January 30, 2013 at 5:54 p.m.
A simple slogan won't dig us out of financial hole
FRIDAY, MARCH 9: Among the insights offered by the latest Budget — some inspiring and many downright depressing — was three words likely to become a propaganda lynchpin.
“Growth over Austerity” was the refrain of the Premier and her party, and echoed in media headlines.
Simple. Brilliant. But incredibly sneaky and stupid, too.
Let me work through my list of epithets.
“Growth over Austerity” is simple, to be sure. It’s catchy. It gives a whole heap of extremely complicated and difficult decisions a simple either-or choice for which there is only one possible answer. How hard is that?
As such, there’s a good chance it will stick in people’s minds, and be bandied about by PLP politicians and the party’s advertising consultants.
That is its brilliance, too. It offers something that feels good (growth) — even very good (stimulation) — as opposed to something that is so wretched that nobody would willingly choose it.
It suggests, furthermore, that anybody who dares criticize the PLP’s Budget or economic performance actually prefers austerity to growth. The Government’s opponents (given the choice the Premier has laid before us) must be determined to strip jobs and benefits from honest, God-fearing Bermudians.
What kind of cold-hearted Grinch would do that?
In that sense, “Growth over Austerity” is a sneaky kind of slogan. The simple, apparently logical, two-way choice tries to pigeonhole its critics.
But it completely sidesteps the two most important issues voters ought to be weighing when they consider Bermuda’s economy.
The first is: How has the current Government performed with money and the economy in the past?
“Growth over Austerity” doesn’t say anything about this, but Bermuda didn’t magically and mysteriously land in its current economic situation.
If we want things to be better in the future, we surely ought to be doing something different than what we were doing on our way into this fix.
The second issue for voters is: How is the current Government likely to perform in the future, if it continues in power?
It’s not enough for the Government to believe in “Growth over Austerity”. It has to come up with a convincing programme for delivering growth and avoiding the danger that austerity will be imposed upon us, against our will.
My sense of this year’s Budget is that it represented a gallant effort to muddle through until the next election is dealt with. It left me uncertain where the growth is going to come from, and how serious cutbacks can possibly be avoided for long.
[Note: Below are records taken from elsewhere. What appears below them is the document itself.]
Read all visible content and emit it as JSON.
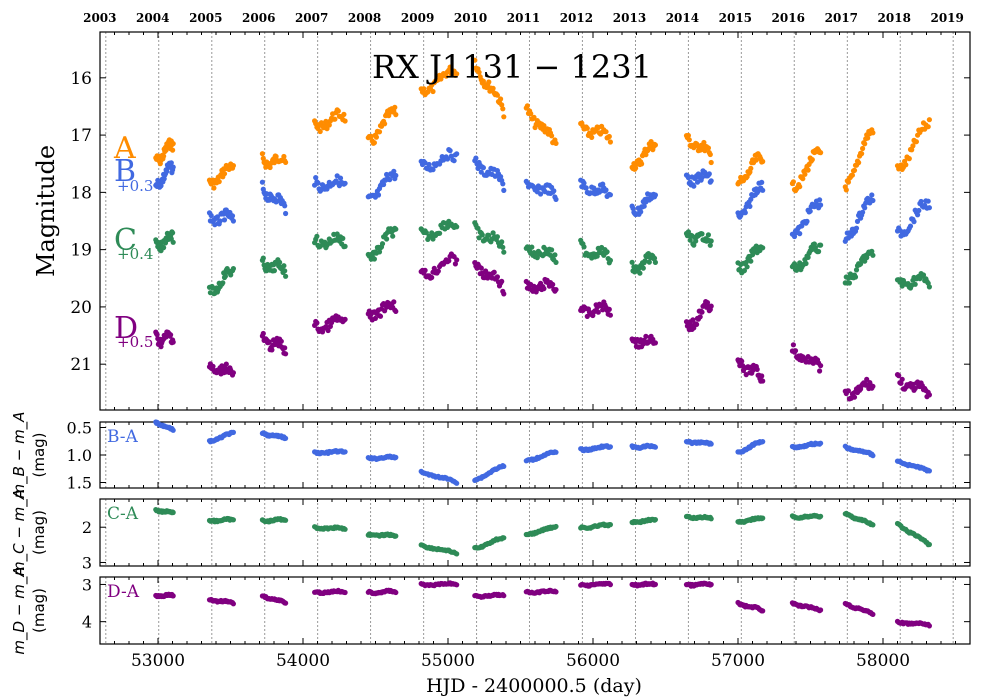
{
  "chart_data": {
    "type": "scatter",
    "title": "RX J1131 − 1231",
    "xlabel": "HJD - 2400000.5 (day)",
    "x_ticks": [
      "53000",
      "54000",
      "55000",
      "56000",
      "57000",
      "58000"
    ],
    "x_range": [
      52600,
      58600
    ],
    "top_axis_years": [
      "2003",
      "2004",
      "2005",
      "2006",
      "2007",
      "2008",
      "2009",
      "2010",
      "2011",
      "2012",
      "2013",
      "2014",
      "2015",
      "2016",
      "2017",
      "2018",
      "2019"
    ],
    "seasons": [
      {
        "start": 52985,
        "end": 53105
      },
      {
        "start": 53355,
        "end": 53520
      },
      {
        "start": 53720,
        "end": 53880
      },
      {
        "start": 54080,
        "end": 54290
      },
      {
        "start": 54450,
        "end": 54640
      },
      {
        "start": 54815,
        "end": 55060
      },
      {
        "start": 55185,
        "end": 55385
      },
      {
        "start": 55540,
        "end": 55745
      },
      {
        "start": 55915,
        "end": 56120
      },
      {
        "start": 56270,
        "end": 56430
      },
      {
        "start": 56645,
        "end": 56815
      },
      {
        "start": 57000,
        "end": 57170
      },
      {
        "start": 57375,
        "end": 57570
      },
      {
        "start": 57740,
        "end": 57930
      },
      {
        "start": 58100,
        "end": 58320
      }
    ],
    "panels": [
      {
        "ylabel": "Magnitude",
        "yticks": [
          "16",
          "17",
          "18",
          "19",
          "20",
          "21"
        ],
        "ylim": [
          15.2,
          21.8
        ],
        "inverted": true,
        "series": [
          {
            "name": "A",
            "offset": "",
            "color": "#ff8c00",
            "values": [
              17.4,
              17.2,
              17.8,
              17.6,
              17.4,
              17.5,
              16.8,
              16.7,
              17.1,
              16.6,
              16.2,
              15.9,
              15.7,
              16.6,
              16.5,
              17.2,
              16.8,
              17.1,
              17.5,
              17.2,
              17.0,
              17.4,
              17.8,
              17.4,
              17.9,
              17.3,
              17.9,
              16.9,
              17.6,
              16.8
            ]
          },
          {
            "name": "B",
            "offset": "+0.3",
            "color": "#4169e1",
            "values": [
              17.8,
              17.6,
              18.4,
              18.5,
              17.9,
              18.3,
              17.8,
              17.9,
              18.1,
              17.7,
              17.5,
              17.4,
              17.4,
              17.9,
              17.8,
              18.1,
              17.8,
              18.1,
              18.3,
              18.1,
              17.7,
              17.8,
              18.4,
              17.9,
              18.7,
              18.2,
              18.8,
              18.1,
              18.7,
              18.2
            ]
          },
          {
            "name": "C",
            "offset": "+0.4",
            "color": "#2e8b57",
            "values": [
              18.9,
              18.8,
              19.7,
              19.4,
              19.2,
              19.4,
              18.8,
              18.9,
              19.1,
              18.7,
              18.7,
              18.6,
              18.6,
              19.0,
              18.9,
              19.2,
              18.9,
              19.2,
              19.3,
              19.2,
              18.7,
              18.9,
              19.3,
              19.0,
              19.3,
              19.0,
              19.5,
              19.1,
              19.5,
              19.6
            ]
          },
          {
            "name": "D",
            "offset": "+0.5",
            "color": "#800080",
            "values": [
              20.5,
              20.6,
              21.0,
              21.2,
              20.5,
              20.8,
              20.3,
              20.3,
              20.1,
              20.0,
              19.4,
              19.2,
              19.2,
              19.7,
              19.6,
              19.7,
              20.0,
              20.1,
              20.5,
              20.7,
              20.3,
              20.0,
              20.9,
              21.3,
              20.7,
              21.1,
              21.5,
              21.4,
              21.2,
              21.6
            ]
          }
        ]
      },
      {
        "ylabel_top": "m_B − m_A",
        "ylabel_bottom": "(mag)",
        "yticks": [
          "0.5",
          "1.0",
          "1.5"
        ],
        "ylim": [
          0.4,
          1.6
        ],
        "inverted": true,
        "series": [
          {
            "name": "B-A",
            "color": "#4169e1",
            "values": [
              0.4,
              0.55,
              0.75,
              0.6,
              0.6,
              0.7,
              0.95,
              0.95,
              1.05,
              1.05,
              1.3,
              1.5,
              1.45,
              1.2,
              1.1,
              0.95,
              0.9,
              0.85,
              0.85,
              0.85,
              0.75,
              0.8,
              0.95,
              0.75,
              0.85,
              0.8,
              0.85,
              1.0,
              1.1,
              1.3
            ]
          }
        ]
      },
      {
        "ylabel_top": "m_C − m_A",
        "ylabel_bottom": "(mag)",
        "yticks": [
          "2",
          "3"
        ],
        "ylim": [
          1.2,
          3.1
        ],
        "inverted": true,
        "series": [
          {
            "name": "C-A",
            "color": "#2e8b57",
            "values": [
              1.5,
              1.6,
              1.8,
              1.8,
              1.8,
              1.8,
              2.0,
              2.05,
              2.2,
              2.25,
              2.5,
              2.75,
              2.6,
              2.3,
              2.2,
              2.0,
              2.0,
              1.95,
              1.85,
              1.8,
              1.7,
              1.75,
              1.85,
              1.75,
              1.7,
              1.7,
              1.6,
              1.95,
              1.9,
              2.5
            ]
          }
        ]
      },
      {
        "ylabel_top": "m_D − m_A",
        "ylabel_bottom": "(mag)",
        "yticks": [
          "3",
          "4"
        ],
        "ylim": [
          2.8,
          4.6
        ],
        "inverted": true,
        "series": [
          {
            "name": "D-A",
            "color": "#800080",
            "values": [
              3.3,
              3.3,
              3.4,
              3.5,
              3.3,
              3.5,
              3.2,
              3.2,
              3.2,
              3.2,
              3.0,
              3.0,
              3.3,
              3.3,
              3.2,
              3.2,
              3.0,
              3.0,
              3.0,
              3.0,
              3.0,
              3.0,
              3.5,
              3.7,
              3.5,
              3.7,
              3.5,
              3.8,
              4.0,
              4.1
            ]
          }
        ]
      }
    ]
  }
}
Still, if the Government can succeed in making the election debate one of growth versus austerity, it will make life an awful lot easier for itself.
Finally, it is worth pointing out that, that despite its brilliance, the simple choice of “Growth over Austerity” is a stupid one.
What does “austerity” mean, anyway?
Cutting benefits
The Premier says she has chosen growth over austerity. But cutting spending to the point that a lot of public buses don’t work could easily be called austerity. So could delaying making pension contributions, or cutting benefits for senior citizens.
Looked at another way, is it “austerity” to cut waste, cost-overruns, and spending that isn’t accounted for, authorized or even needed?
Surely there is a difference between prudence and “austerity”, just as there is a difference between “growth” and extravagance and waste.
What’s more, cutting waste and trimming spending might be the only way to avoid extreme “austerity” cuts in the future.
There’s no question that Bermuda has dug itself into an economic hole.
It might have been avoided if we had been wiser in our spending in recent years. And it would have been much less severe if the world’s economy had not suffered a severe recession.
But the right way forward is surely neither austerity nor growth.
It is cutting where cuts can be made, while hurting individuals and jobs as little as possible. And it involves finding ways to grow our economy and attracting money to the island, without being extravagant and wasteful.
It’s a difficult mix. But getting out of an economic hole was never going to be easy — certainly not as easy as a simple, three-word slogan.